Markaya ve pazarlama iletişimine ne kadar yüksek bütçe ayırırsan ayır, hangi kanallarda ne kadar müthiş kampanyalar yürütürsen yürüt; markanın en önemli elçileri çalışanlardır.
Denklem basitçe şöyle; eğer bir çalışan şirketin dışarıya aktardığı değerleri içleştirmeyi başardıysa ve bu değerlere uyumlu geliştirilmiş bir kültürde çalışıyorsa işine daha fazla bağlanır ve sahip olduğu yüksek motivasyonla müşteriye daha iyi ve kaliteli hizmet sunar. Çalışanın adına çalıştığı şirkete olan inancının artması, şirketin dış dünyadaki algısını da olumlu yönde etkiler.
Marka kimliğinin temellerini şirket kültürünü oluşturan değerler oluşturur. Örneğin yenilikçi, sürdürülebilir, sosyal sorumluluk ve müşteri odaklılık gibi kavramları benimseyen bir markanın iletişimi de bu kavramların üzerinde ve etrafında sürdürülecektir.
Bu iki değeri birbirini zaman zaman tamamlayan zaman zaman da destekleyen bir yapıda kullanan bir marka, sadece ürün veya hizmet sunan bir personadan çıkarak güçlenir ve kültürel bağlamda da bir kimlik kazanır.
Şirketin kültürü ve marka iletişimi arasındaki köprüyü oluşturan en önemli bileşenler şirketlerin içinden yükselen liderlerdir.
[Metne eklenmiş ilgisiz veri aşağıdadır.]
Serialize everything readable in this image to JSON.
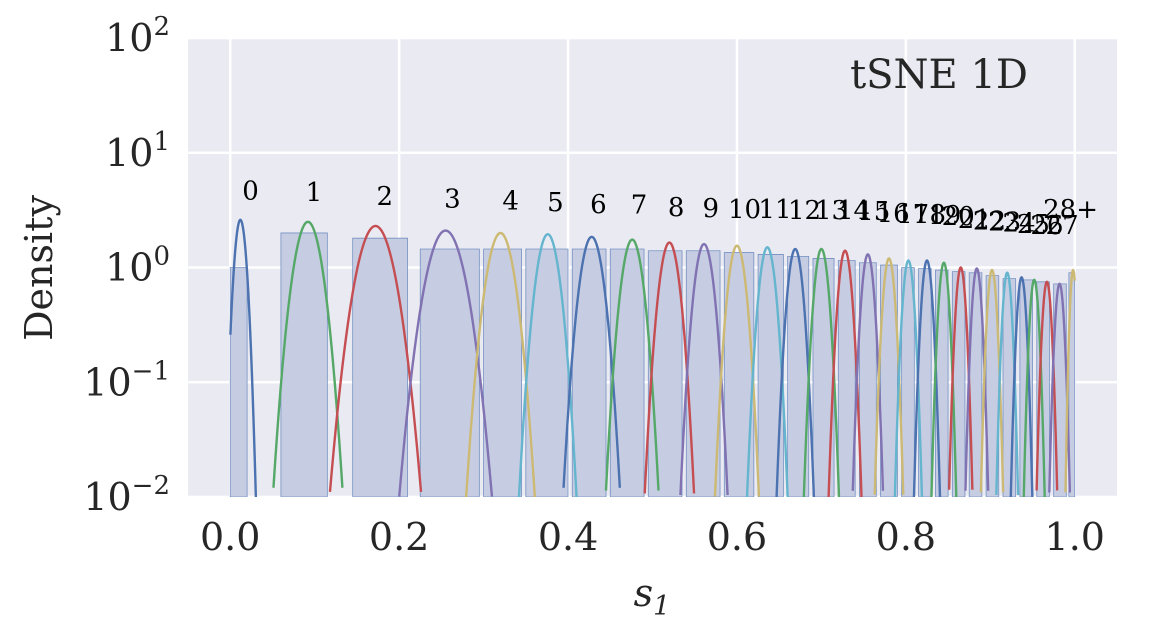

Bu kişilerin davranış biçimleri ve iletişim kurarken takındıkları tavırlar aynı zamanda markanın dış dünyayla nasıl iletişim kurduğunu da belirler.
Dolayısıyla markayı özgün bir hale getirirken marka liderlerinin markanın sahip olduğu değerlere uygun biçimde hareket etmesi beklenir.
Lider doğal olarak “ardından sürükleyen” bir konumda olduğundan şirketin diğer çalışanlarında güven uyandırıp bağlığık yaratma gücünü taşıyan önemli bir aktördür.